Zarobki nie mają powiązania z dumą.
Generalnie ludzie którzy prowadzą konsumpcyjny styl życia to obojętnie ile nie zarabiają to i tak ciągle im mało, w badaniach wyszło że ludzie niezależnie od zarobków twierdzili że byliby szczęśliwi mając 2x takie zarobki niż teraz. To nie kwestia kwot tylko mindsetu.
Jak poświęci się Z wysiłku to dostaje się Y sukcesu - tutaj to nie działa i nie ma reguły bo nie istnieje równość, każdy jest inny i każdy zaczyna z innego poziomu i do innego poziomu jest w stanie dojść określoną pracą. Tam gdzie dla jednych jest podłoga, tam dla innych jest sufit który osiągną po latach.
Najważniejsze to nie porównywać się z innymi tylko że sobą z przeszłości, i nie wymagać za wiele od życia.
Według mnie przy wyborze zawodu należy się kierować.
1. Zainteresowaniami
2. Predyspozycjami
3. Tym do czego się nie nadajemy
4. Barierami wejścia.
5. Pieniędzmi
A co do zainteresowań, to warto przeanalizować jak zachowywałes się w dzieciństwie, co wtedy lubiłeś itp mi to się nie zmieniło od dzieciństwa
A z twoim mindsetem jesteś na straconej pozycji, bo będziesz oczekiwał drogi którą da ci dobre zarobki, prestiż i inne takie, będąc przy tym we wszystkim średni, czytając motywacyjne pierdololo że każdy może wszystko, wystarczy chcieć, i bedziesz walił głową w mur by to osiągnąć przy braku predyspozycji i albo to osiągniesz co nie sprawi że będziesz szczęśliwy i się wypalisz robiąc coś do czego nie pasujesz , albo nie osiągniesz.

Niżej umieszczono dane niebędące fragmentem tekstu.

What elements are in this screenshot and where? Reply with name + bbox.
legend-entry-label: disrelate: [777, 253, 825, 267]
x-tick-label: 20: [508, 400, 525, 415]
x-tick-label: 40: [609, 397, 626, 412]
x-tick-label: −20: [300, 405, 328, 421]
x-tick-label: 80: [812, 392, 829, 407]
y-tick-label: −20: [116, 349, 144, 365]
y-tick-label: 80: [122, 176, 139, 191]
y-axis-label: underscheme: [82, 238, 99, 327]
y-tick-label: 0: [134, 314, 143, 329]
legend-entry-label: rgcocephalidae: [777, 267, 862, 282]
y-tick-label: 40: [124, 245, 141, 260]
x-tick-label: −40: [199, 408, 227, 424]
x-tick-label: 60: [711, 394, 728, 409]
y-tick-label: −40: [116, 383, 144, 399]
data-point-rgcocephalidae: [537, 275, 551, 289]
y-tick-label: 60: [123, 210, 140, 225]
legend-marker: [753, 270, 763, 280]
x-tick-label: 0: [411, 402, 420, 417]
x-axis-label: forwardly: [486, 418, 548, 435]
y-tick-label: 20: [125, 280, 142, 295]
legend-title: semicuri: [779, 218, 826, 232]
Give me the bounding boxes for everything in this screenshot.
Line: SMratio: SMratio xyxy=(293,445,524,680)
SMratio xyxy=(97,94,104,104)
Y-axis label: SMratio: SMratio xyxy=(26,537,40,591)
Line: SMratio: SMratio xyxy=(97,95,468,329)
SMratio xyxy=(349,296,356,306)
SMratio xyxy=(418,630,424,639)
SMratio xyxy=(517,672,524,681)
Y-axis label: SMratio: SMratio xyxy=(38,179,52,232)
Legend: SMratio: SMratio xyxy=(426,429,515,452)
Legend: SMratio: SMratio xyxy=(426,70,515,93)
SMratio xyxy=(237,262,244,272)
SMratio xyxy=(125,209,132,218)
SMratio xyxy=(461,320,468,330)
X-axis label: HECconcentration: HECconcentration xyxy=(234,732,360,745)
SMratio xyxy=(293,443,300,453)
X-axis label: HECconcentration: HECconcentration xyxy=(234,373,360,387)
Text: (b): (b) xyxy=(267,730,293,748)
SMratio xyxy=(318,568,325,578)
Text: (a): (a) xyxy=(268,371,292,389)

Inna droga wybierzesz, żywot zwykłego czlowieka to będziesz się porównywał do innych i twierdził że przegrałeś.
Nie da się być szczęśliwym będąc cały czas na nie, porównując się z innymi, będąc pesymistą i mając wysokie oczekiwania od życia.
Ja będąc na twoim miejscu pewnie wstapiłbym do policji/wojska. Na codzień chodził na silke, konsumował media i inne rzeczy które sprawiają ci przyjemność w rozsądnej ilości by ich nie przedawkować, dodatkowo nie myslał za dużo o życiu.